Planet Earth II, the latest nature-themed documentary series of British veteran naturalist Sir David Attenborough, is a stunning testimony to the beauty of our world and the complexity of life that flourishes in it. The program has captivated audiences and has raced to the top of the charts to become the most watched nature show in the UK. But apart from pure aesthetics, Planet Earth also reminds us of the fragility of both our flora and fauna as their habitats are facing ever-greater threats from mankind’s encroachment.
Planet Earth II’s success comes just in the nick of time. In October this year, the World Wildlife Fund (WWF) released its Living Planet Report 2016 containing dire news for out planet.
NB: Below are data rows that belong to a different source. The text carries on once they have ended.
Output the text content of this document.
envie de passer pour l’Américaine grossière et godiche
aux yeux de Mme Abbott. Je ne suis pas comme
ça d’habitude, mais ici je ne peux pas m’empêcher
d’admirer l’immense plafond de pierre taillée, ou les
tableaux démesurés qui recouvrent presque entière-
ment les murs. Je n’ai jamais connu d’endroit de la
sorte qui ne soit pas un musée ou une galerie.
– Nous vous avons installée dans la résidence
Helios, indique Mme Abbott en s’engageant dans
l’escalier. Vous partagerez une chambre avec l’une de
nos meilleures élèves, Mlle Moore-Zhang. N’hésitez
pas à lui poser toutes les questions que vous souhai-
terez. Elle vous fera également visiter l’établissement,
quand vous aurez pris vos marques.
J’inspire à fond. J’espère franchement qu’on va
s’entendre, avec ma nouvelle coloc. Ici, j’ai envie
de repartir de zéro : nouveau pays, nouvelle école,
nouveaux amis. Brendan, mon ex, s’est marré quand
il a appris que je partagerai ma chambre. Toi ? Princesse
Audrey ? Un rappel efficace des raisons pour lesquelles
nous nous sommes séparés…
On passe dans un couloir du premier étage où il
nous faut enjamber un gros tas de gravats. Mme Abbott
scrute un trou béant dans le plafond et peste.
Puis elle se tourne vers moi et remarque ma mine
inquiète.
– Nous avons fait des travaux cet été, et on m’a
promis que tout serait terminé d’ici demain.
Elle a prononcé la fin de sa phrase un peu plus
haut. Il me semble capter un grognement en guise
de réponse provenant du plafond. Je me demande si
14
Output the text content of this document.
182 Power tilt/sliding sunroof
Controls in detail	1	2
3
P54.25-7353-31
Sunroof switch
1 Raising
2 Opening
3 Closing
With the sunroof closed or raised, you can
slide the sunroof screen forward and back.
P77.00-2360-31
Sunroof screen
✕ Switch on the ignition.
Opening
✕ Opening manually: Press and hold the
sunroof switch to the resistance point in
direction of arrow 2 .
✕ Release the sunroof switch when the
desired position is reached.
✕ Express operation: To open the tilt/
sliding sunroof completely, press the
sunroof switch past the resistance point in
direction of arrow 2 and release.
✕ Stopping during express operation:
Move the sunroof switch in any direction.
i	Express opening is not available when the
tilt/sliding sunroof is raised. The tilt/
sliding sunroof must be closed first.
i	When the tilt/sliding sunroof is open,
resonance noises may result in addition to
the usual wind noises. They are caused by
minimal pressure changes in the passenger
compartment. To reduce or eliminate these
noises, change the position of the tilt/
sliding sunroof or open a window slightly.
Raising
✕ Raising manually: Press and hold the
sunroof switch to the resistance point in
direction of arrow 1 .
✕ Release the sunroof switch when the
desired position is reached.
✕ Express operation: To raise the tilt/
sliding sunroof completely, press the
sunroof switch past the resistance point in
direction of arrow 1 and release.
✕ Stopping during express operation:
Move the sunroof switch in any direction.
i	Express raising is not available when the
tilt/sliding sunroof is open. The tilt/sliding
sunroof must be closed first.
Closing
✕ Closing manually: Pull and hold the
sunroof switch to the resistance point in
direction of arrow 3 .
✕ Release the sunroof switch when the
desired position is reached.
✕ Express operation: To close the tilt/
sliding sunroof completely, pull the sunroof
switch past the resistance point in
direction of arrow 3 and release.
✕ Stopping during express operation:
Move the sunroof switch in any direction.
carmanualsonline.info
The report noted a global 58 percent decline in the number of vertebrate populations between 1970 and 2012, and predicts the number of populations to fall at an even faster rate over the next four years, reaching 67 percent by 2020. Previous assessments of the world’s biodiversity, such as the high-profile 2005 Millennium Ecosystem Assessment, similarly stated that between “five extinctions per year to roughly one extinction every two years” is a realistic prediction of the biodiversity loss rate, assuming a minimum estimate of five million species living on the planet. Although this may be a conservative assessment, the next mass extinction event will inevitably occur. According to Stephen Hawking, it will happen within the next 1000 to 10,000 years and will have fatal consequences for the human species.
Climate change is a major factor contributing to the current extinction of species, but other anthropogenic factors play important parts as well. Poaching, the illegal hunting of animals, is one of the biggest problems of our time. While poaching takes place around the globe and affects all kinds of wildlife, the highest rates occur in Africa, where illegal hunters seek out elephants and rhinos to sell their ivory tusks and horns along with body parts. As a result, the black rhino population has plummeted by 97.6 percent over the course of the last five decades, while approximately 35,000 African elephants were killed last year alone. Even within South Africa’s 20,000 km2 Kruger National Park 60 elephants have been killed since 2014.
However, poaching also carries serious detrimental economic effects for the people living in countries affected by poaching. Since elephants and rhinos, among other animals, are important tourist attractions, Africa is losing around 25 millions dollars in yearly tourism revenue as their numbers decrease. Meanwhile, the ivory is being sold worldwide, be it in shops in Hong Kong and China or the United States. Given that one kilogram of raw ivory had a going rate of $2,100 in 2014 in China, up from $750 per kilo in 2010, it becomes clear the profits of poaching are a big business. An ample illustration of the scale was delivered earlier this year when Kenya destroyed the largest illegal ivory stockpile representing roughly five percent of total African ivory, judged to be worth $150 million on the black market.
But poaching is not only an issue limited to dry land, but has come to increasingly affect the oceans too. Similarly, marine biodiversity is disappearing at ever increasing rates, but since the oceans spanning our planet are comparatively underexplored, accurately quantifying the true extent of the damage sustained is much more difficult than on land. Nevertheless, marine bio-degradation is becoming blatantly clear, especially since many trawlers engaging in illegal fishing are employing highly destructive fishing techniques. These include bottom trawling, where giant weighted nets are dragged along the ocean floor, causing irreparable damage to the maritime flora and fauna, particularly corals, in the process.
Poaching coupled with overfishing is a particularly acute problem when foreign vessels are involved that outcompete local fishermen, both in terms of machinery and volume of catch. West Africa’s Guinea is suffering from an ever-exacerbating fish shortage due to Chinese trawlers illegally catching the yellow croaker fish, which has been fished to extinction in Asia. On the other side of the continent, Mozambique is suffering a similar plight. Illegal fishing in Mozambique’s waters causes a yearly economic loss of $67 million. The scale of the problem is such that a study conducted in 2013 found that only one of 130 boats operating off the country’s coast actually belonged to Mozambique. However, while Guinea was never able to protect its waters against foreign vessels, especially as the Ebola outbreak forced the government to pool resources elsewhere, Mozambique has taken matters into its own hands. In 2013, the EMATUM government agency closed a deal with a French shipyard to purchase 24 tuna fishing boats and six military patrol boats in order to protect its coast and sovereign waters.
It is clear that it is high time to get serious about stopping the rampant killing of wildlife. All ecosystems being interconnected, the expanding destruction of the biosphere will increasingly affect mankind in more ways than originally thought. For now, these are economic for most people, but since damage to habitats are accumulative, the negative consequences of poaching and the accompanying environmental destruction will lead to knock-on effects that will eventually undermine the basis of our very existence. If we hope to survive for longer than the next millennium, changes need to happen fast.